Wagner meint, er könne auch gut und gerne ein Black-Metal-Album machen. Das meint er aber nur nebenbei. „Nun, wie man ja schon auf anderen Lambchop-Alben hören konnte, haben mich Texte über die eigene Befindlichkeit, Texte aus der Ich-Perspektive immer eher gelangweilt. Ich mag Wortspiele oder kleine Hinweise, abseitige Geschichten, Dinge, die ich vielleicht mal im Fernsehen oder in einem Buch aufgeschnappt habe und die mich reizen oder inspirieren. Ich mag es, die Dinge in der Schwebe zu lassen. Bei dieser Platte habe ich wirklich sehr lange an den Texten gesessen, und ich denke, dass sie sich teilweise auch sehr stark von den Lyrics, die ich früher geschrieben habe, unterscheiden.“

Und dennoch sind sie immer noch da, die alten Lambchop-Kniffe: „I reach into my pocketbook/ And I light my last cigarette“ (aus „I Would Have Waited Here All Day“). Will er jetzt nur wieder aufhören zu rauchen oder wird er sich gleich umbringen? „I am willing to bear my part/ I’ve been hasty, I’ve been surprised / And for this I’m only partially prepared“ („Prepared“): Für was, verdammt noch mal, für was reicht die Vorbereitung nicht aus? Wagner grient, zuckt feixend mit den Schultern – der Mann hat schließlich auch schon einen Song über Spinnweben geschrieben. Weist man ihn daraufhin, dass einige Zeilen aus dem Lied „Short“ (und aus anderen neuen Lambchop-Liedern) an James Salter erinnern, ja sogar an die akkurate Lakonik der Kurzprosa von Raymond Carver, sagt er ohne Zögern: „Yeah, exactly!“

Das nächste Wagner-Projekt ist schon länger in Planung: ein Album mit Tindersticks-Sänger Stuart A. Staples. Eine Sammlung von alten Kinderliedern soll es werden, Will Oldham und Jarvis Cocker machen auch mit, Duette wird es allerdings nicht geben, dafür ein paar Instrumentals. Wie er Jarvis Cocker kennen gelernt hat, möchten wir wissen.

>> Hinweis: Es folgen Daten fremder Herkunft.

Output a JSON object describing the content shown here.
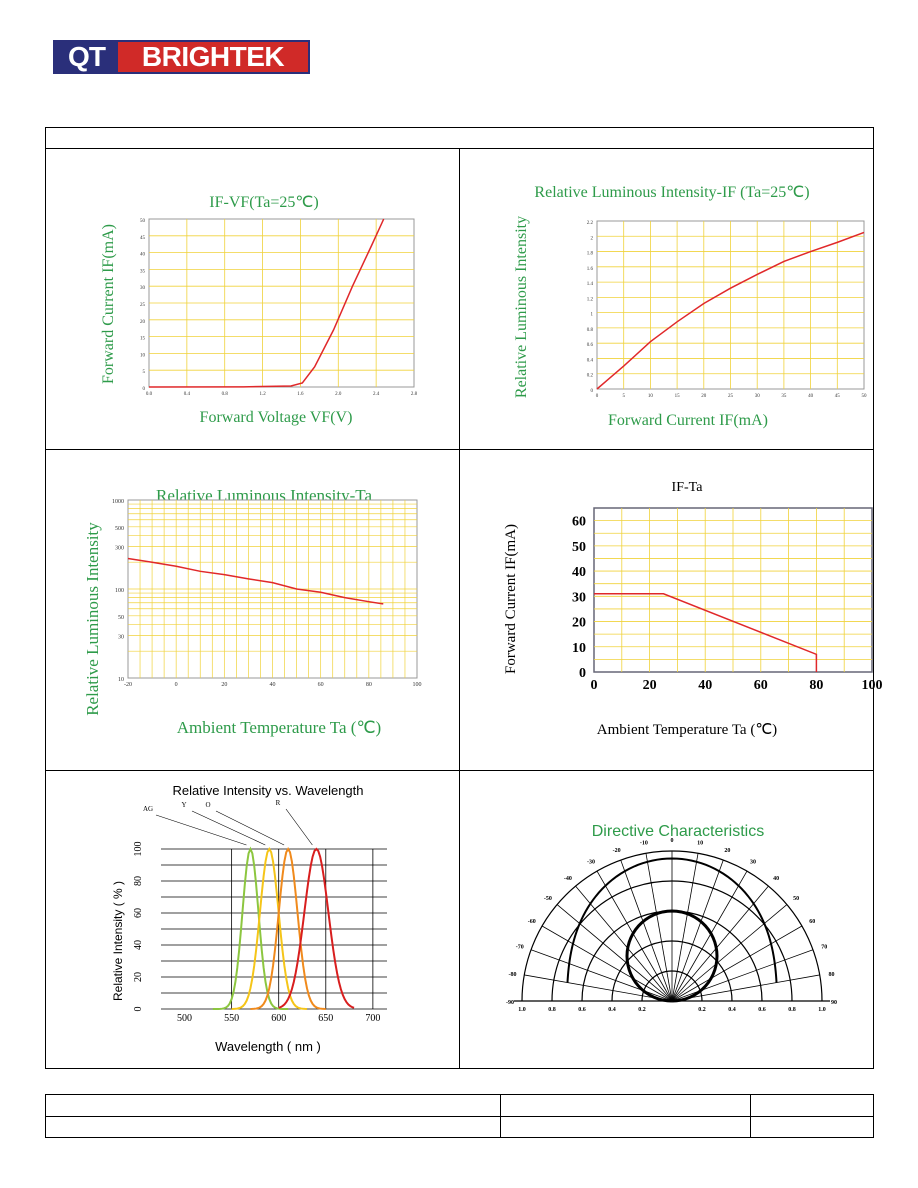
{
  "logo": {
    "qt": "QT",
    "brand": "BRIGHTEK"
  },
  "charts": {
    "ifvf": {
      "title": "IF-VF(Ta=25℃)",
      "ylabel": "Forward Current IF(mA)",
      "xlabel": "Forward Voltage VF(V)",
      "xticks": [
        "0.0",
        "0.4",
        "0.8",
        "1.2",
        "1.6",
        "2.0",
        "2.4",
        "2.8"
      ],
      "yticks": [
        "0",
        "5",
        "10",
        "15",
        "20",
        "25",
        "30",
        "35",
        "40",
        "45",
        "50"
      ]
    },
    "rli_if": {
      "title": "Relative Luminous Intensity-IF (Ta=25℃)",
      "ylabel": "Relative Luminous Intensity",
      "xlabel": "Forward Current IF(mA)",
      "xticks": [
        "0",
        "5",
        "10",
        "15",
        "20",
        "25",
        "30",
        "35",
        "40",
        "45",
        "50"
      ],
      "yticks": [
        "0",
        "0.2",
        "0.4",
        "0.6",
        "0.8",
        "1",
        "1.2",
        "1.4",
        "1.6",
        "1.8",
        "2",
        "2.2"
      ]
    },
    "rli_ta": {
      "title": "Relative Luminous Intensity-Ta",
      "ylabel": "Relative Luminous Intensity",
      "xlabel": "Ambient Temperature Ta (℃)",
      "xticks": [
        "-20",
        "0",
        "20",
        "40",
        "60",
        "80",
        "100"
      ],
      "yticks": [
        "10",
        "30",
        "50",
        "100",
        "300",
        "500",
        "1000"
      ]
    },
    "if_ta": {
      "title": "IF-Ta",
      "ylabel": "Forward Current IF(mA)",
      "xlabel": "Ambient Temperature Ta (℃)",
      "xticks": [
        "0",
        "20",
        "40",
        "60",
        "80",
        "100"
      ],
      "yticks": [
        "0",
        "10",
        "20",
        "30",
        "40",
        "50",
        "60"
      ]
    },
    "spectrum": {
      "title": "Relative Intensity vs. Wavelength",
      "ylabel": "Relative Intensity ( % )",
      "xlabel": "Wavelength ( nm )",
      "xticks": [
        "500",
        "550",
        "600",
        "650",
        "700"
      ],
      "yticks": [
        "0",
        "20",
        "40",
        "60",
        "80",
        "100"
      ],
      "peak_labels": [
        "AG",
        "Y",
        "O",
        "R"
      ]
    },
    "directive": {
      "title": "Directive Characteristics",
      "angle_labels": [
        "0",
        "10",
        "-10",
        "20",
        "-20",
        "30",
        "-30",
        "40",
        "-40",
        "50",
        "-50",
        "60",
        "-60",
        "70",
        "-70",
        "80",
        "-80",
        "90",
        "-90"
      ],
      "radial_labels": [
        "1.0",
        "0.8",
        "0.6",
        "0.4",
        "0.2",
        "0.2",
        "0.4",
        "0.6",
        "0.8",
        "1.0"
      ]
    }
  },
  "colors": {
    "axis_text_green": "#2e9b4a",
    "grid_yellow": "#f0d23a",
    "curve_red": "#e0282a",
    "spec_ag": "#8cc63f",
    "spec_y": "#f5c518",
    "spec_o": "#f08a1c",
    "spec_r": "#d81e1e",
    "logo_blue": "#2a2f7a",
    "logo_red": "#d02a28"
  }
}
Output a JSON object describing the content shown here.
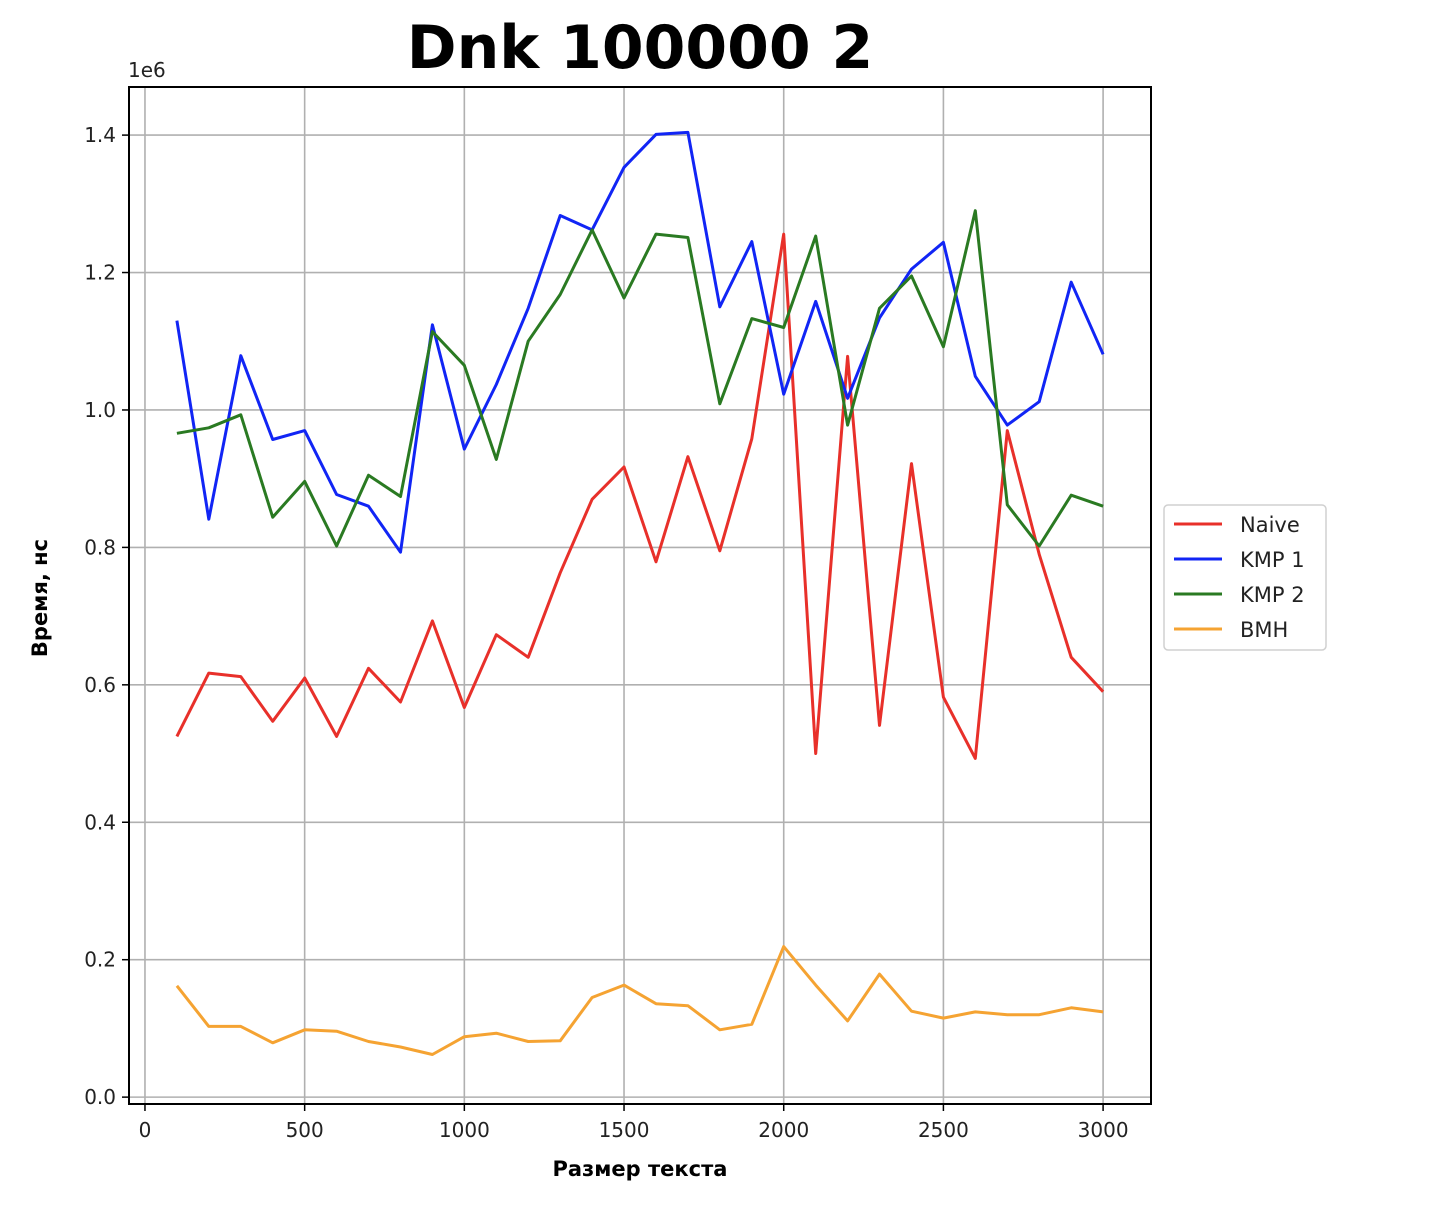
{
  "chart_data": {
    "type": "line",
    "title": "Dnk 100000 2",
    "xlabel": "Размер текста",
    "ylabel": "Время, нс",
    "offset_label": "1e6",
    "xlim": [
      -50,
      3150
    ],
    "ylim": [
      -0.01,
      1.47
    ],
    "xticks": [
      0,
      500,
      1000,
      1500,
      2000,
      2500,
      3000
    ],
    "xtick_labels": [
      "0",
      "500",
      "1000",
      "1500",
      "2000",
      "2500",
      "3000"
    ],
    "yticks": [
      0.0,
      0.2,
      0.4,
      0.6,
      0.8,
      1.0,
      1.2,
      1.4
    ],
    "ytick_labels": [
      "0.0",
      "0.2",
      "0.4",
      "0.6",
      "0.8",
      "1.0",
      "1.2",
      "1.4"
    ],
    "grid": true,
    "legend_position": "outside-right",
    "x": [
      100,
      200,
      300,
      400,
      500,
      600,
      700,
      800,
      900,
      1000,
      1100,
      1200,
      1300,
      1400,
      1500,
      1600,
      1700,
      1800,
      1900,
      2000,
      2100,
      2200,
      2300,
      2400,
      2500,
      2600,
      2700,
      2800,
      2900,
      3000
    ],
    "series": [
      {
        "name": "Naive",
        "color": "#e8302a",
        "values": [
          0.525,
          0.617,
          0.612,
          0.547,
          0.61,
          0.525,
          0.624,
          0.575,
          0.693,
          0.567,
          0.673,
          0.64,
          0.763,
          0.87,
          0.917,
          0.779,
          0.932,
          0.795,
          0.958,
          1.256,
          0.5,
          1.078,
          0.541,
          0.922,
          0.582,
          0.493,
          0.97,
          0.79,
          0.64,
          0.59
        ]
      },
      {
        "name": "KMP 1",
        "color": "#1125f5",
        "values": [
          1.13,
          0.841,
          1.079,
          0.957,
          0.97,
          0.877,
          0.86,
          0.793,
          1.124,
          0.943,
          1.037,
          1.148,
          1.283,
          1.262,
          1.353,
          1.401,
          1.404,
          1.15,
          1.245,
          1.023,
          1.158,
          1.017,
          1.134,
          1.205,
          1.244,
          1.049,
          0.978,
          1.012,
          1.186,
          1.081
        ]
      },
      {
        "name": "KMP 2",
        "color": "#2a7a22",
        "values": [
          0.966,
          0.974,
          0.993,
          0.844,
          0.896,
          0.802,
          0.905,
          0.874,
          1.114,
          1.065,
          0.928,
          1.1,
          1.168,
          1.262,
          1.163,
          1.256,
          1.251,
          1.009,
          1.133,
          1.12,
          1.253,
          0.978,
          1.148,
          1.195,
          1.092,
          1.29,
          0.862,
          0.802,
          0.876,
          0.86
        ]
      },
      {
        "name": "BMH",
        "color": "#f5a332",
        "values": [
          0.162,
          0.103,
          0.103,
          0.079,
          0.098,
          0.096,
          0.081,
          0.073,
          0.062,
          0.088,
          0.093,
          0.081,
          0.082,
          0.145,
          0.163,
          0.136,
          0.133,
          0.098,
          0.106,
          0.219,
          0.163,
          0.111,
          0.179,
          0.125,
          0.115,
          0.124,
          0.12,
          0.12,
          0.13,
          0.124
        ]
      }
    ]
  }
}
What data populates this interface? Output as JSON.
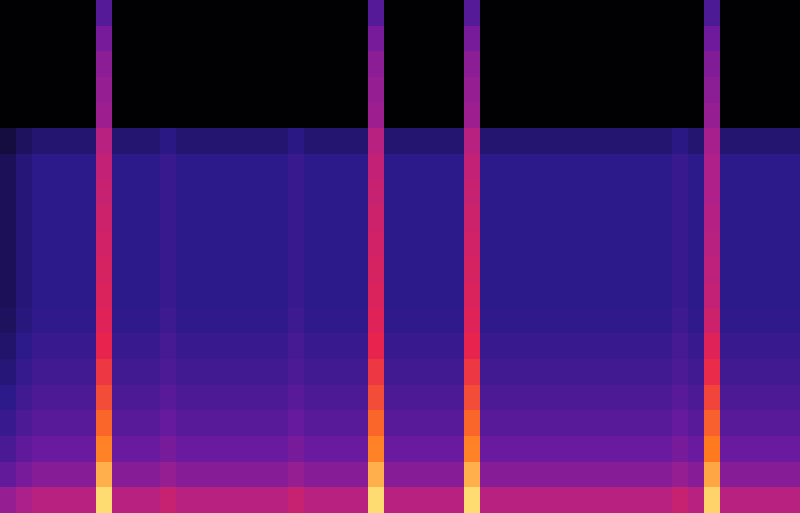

„Ach, gar nicht. Ich kenne überhaupt niemanden. Stuart kennt sie alle.“

Und damit wären wir auch schon am Ende einer weiteren kleinen Erzählung über Kurt Wagner, der hoffentlich auf alle Zeit verheiratet und in Nashville wohnen bleiben wird. Er wird, der Albumtitel How I Quit Smoking war eben einfach eine Lüge, niemals mit dem Rauchen aufhören und auf diese Weise auch keine Freunde verlieren. Und wie die neunte Lambchop-Platte klingt, wie die Streicher wieder schwelgen und Kurt Wagner wieder wimmert und flüstert, entnehmen Sie bitte irgendeiner handelsüblichen Rezension.